Yargılamada Ustayız!
Kim olursa olsun karşımızdaki insanın ne tür bir insan olduğunu anlamadan yargılayabiliyoruz maalesef.
Çoğu zaman hatalarını anlayışla karşılarken de değerlerini övgüyle gösterebiliyoruz.
Ne kadar merhametli olursak olalım, ağzımızdan; “ah, o sıralarda affediciydim” sözü çok az çıkmıştır.
Bunun yerine “Keşke o kadar sert ve acımasız olmasaydım!” sözü dökülmüştür.
Gene, incelikle hoş görmek ve kararsızlık arasındaki farkı ayırt etmemiz gerekir.
Kararsızlık; tereddüt içinde gerekli eylemi yapamamaktır.
Hoşgörü ise; asla avarece dolaşıp durmak ya da belli bir görüşümüz olmadığından sessiz kalmak demek değildir.
Gerektiğinde kızmalı, mecbur kaldığımızda kızgınlığımızı yani azarımızı kullanmalıyız.
Ne var ki bunu yaparken gönlümüzde olumsuz şeyler olmamalıdır.
Yani şartlar gerektirdiğinde, bu ikisini kullanmalıyız. Ama bu ara asla garez duymamalı, gönlümüzde haset taşımamalıyız.
Yapmamız gereken sadece şeklen kızmak…
Eğer bunu becerebilirsek, azarlanan insan, uğradığı muameleye rağmen, üzüntü duymayacak, yanlışını görebilecektir.
Başkalarını hiçbir nedenle kınamamak, bunun yerine kendimize dönüp bakmak aldığımız dersi gönlümüze sindirmek gerekir.
İnsanların çoğu başardıkları işler ödüllenmediğinden ve yeteneklerinin fark edilmediğinden yakınırlar.
Bu onların daha başlangıçta karşılığını almak için çaba harcadıklarını ve ün kazanmak için yeteneklerini sergilediklerini gösterir. İstekleri olmayınca da kızarlar.
İnsanın çalışma nedeni işine olan sevgisinden değil de, baştan ödül ve övgü kazanmak ise, o insan henüz çıkarların kölesidir.
Hayatın güçlükleri, görev ve insanı özgürlüğünden bazı şeyler, bir başka açıdan gözlendiğinde akıl ve ruhun eğitimi için gereklidir.

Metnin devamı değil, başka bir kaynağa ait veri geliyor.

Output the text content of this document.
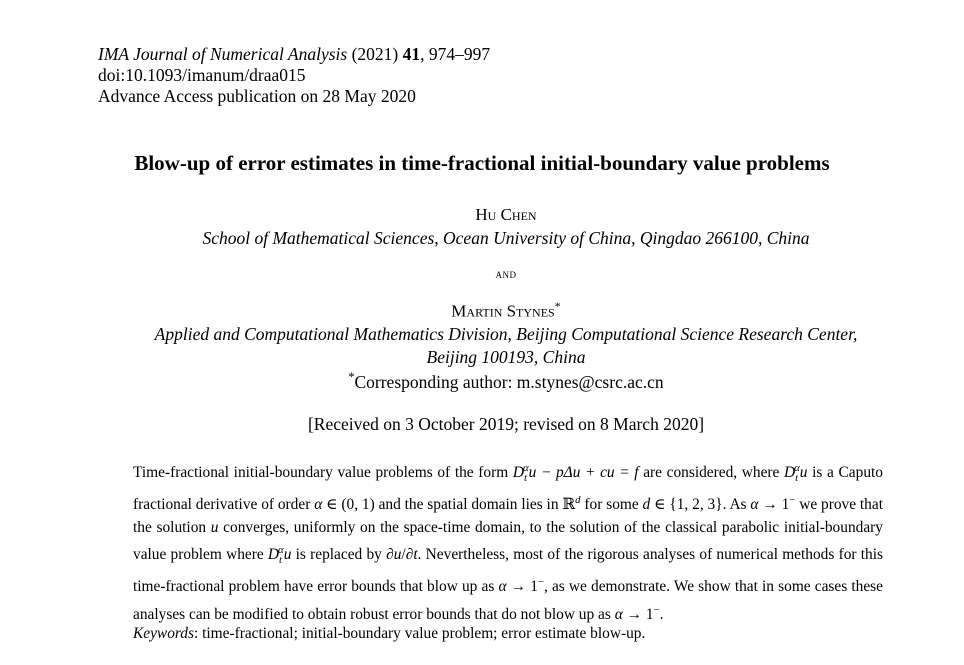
IMA Journal of Numerical Analysis (2021) 41, 974–997
doi:10.1093/imanum/draa015
Advance Access publication on 28 May 2020
Blow-up of error estimates in time-fractional initial-boundary value problems
Hu Chen
School of Mathematical Sciences, Ocean University of China, Qingdao 266100, China
and
Martin Stynes*
Applied and Computational Mathematics Division, Beijing Computational Science Research Center,
Beijing 100193, China
*Corresponding author: m.stynes@csrc.ac.cn
[Received on 3 October 2019; revised on 8 March 2020]

Time-fractional initial-boundary value problems of the form $D_t^\alpha u - p\Delta u$ + cu = f are considered, where $D_t^\alpha u$ is a Caputo fractional derivative of order α ∈ (0, 1) and the spatial domain lies in ℝ$^d$ for some d ∈ {1, 2, 3}. As α → 1− we prove that the solution u converges, uniformly on the space-time domain, to the solution of the classical parabolic initial-boundary value problem where $D_t^\alpha u$ is replaced by ∂u/∂t. Nevertheless, most of the rigorous analyses of numerical methods for this time-fractional problem have error bounds that blow up as α → 1−, as we demonstrate. We show that in some cases these analyses can be modified to obtain robust error bounds that do not blow up as α → 1−.

Keywords: time-fractional; initial-boundary value problem; error estimate blow-up.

İnsan hem ruh dünyasına gelse ve sadece istediği alanda ilerleyecek olsa, bu sorun değil. Ne var ki, madde dünyasının bir bireyi olarak, tecrübesi az olan insanın bu son derece karmaşık dünyada olgunlaşmasına ve başkalarına yararlı olması mümkün değildir.
Bu ara da tüm hayatımız boyunca sıkıntılar çekmek de katlanılmaz olurdu.
Hala bu tür şeyler yazıyorum ve yazılıyor.
Hayatın güçlükleri konusunda anlayış kazanma ve olgunlaşmak amacındayız tabii ki.
Amacımız belli; her zaman temel ahlaki ilkeleri gözetmek ve onlara uygun hareket etmek…
Sadece yaşamda anlam arayışı içindeyiz. İletişimimizin genelde insan olması anlamları daha bir gözler önüne seriyor.
Anlam arayışımıza yine devam edelim.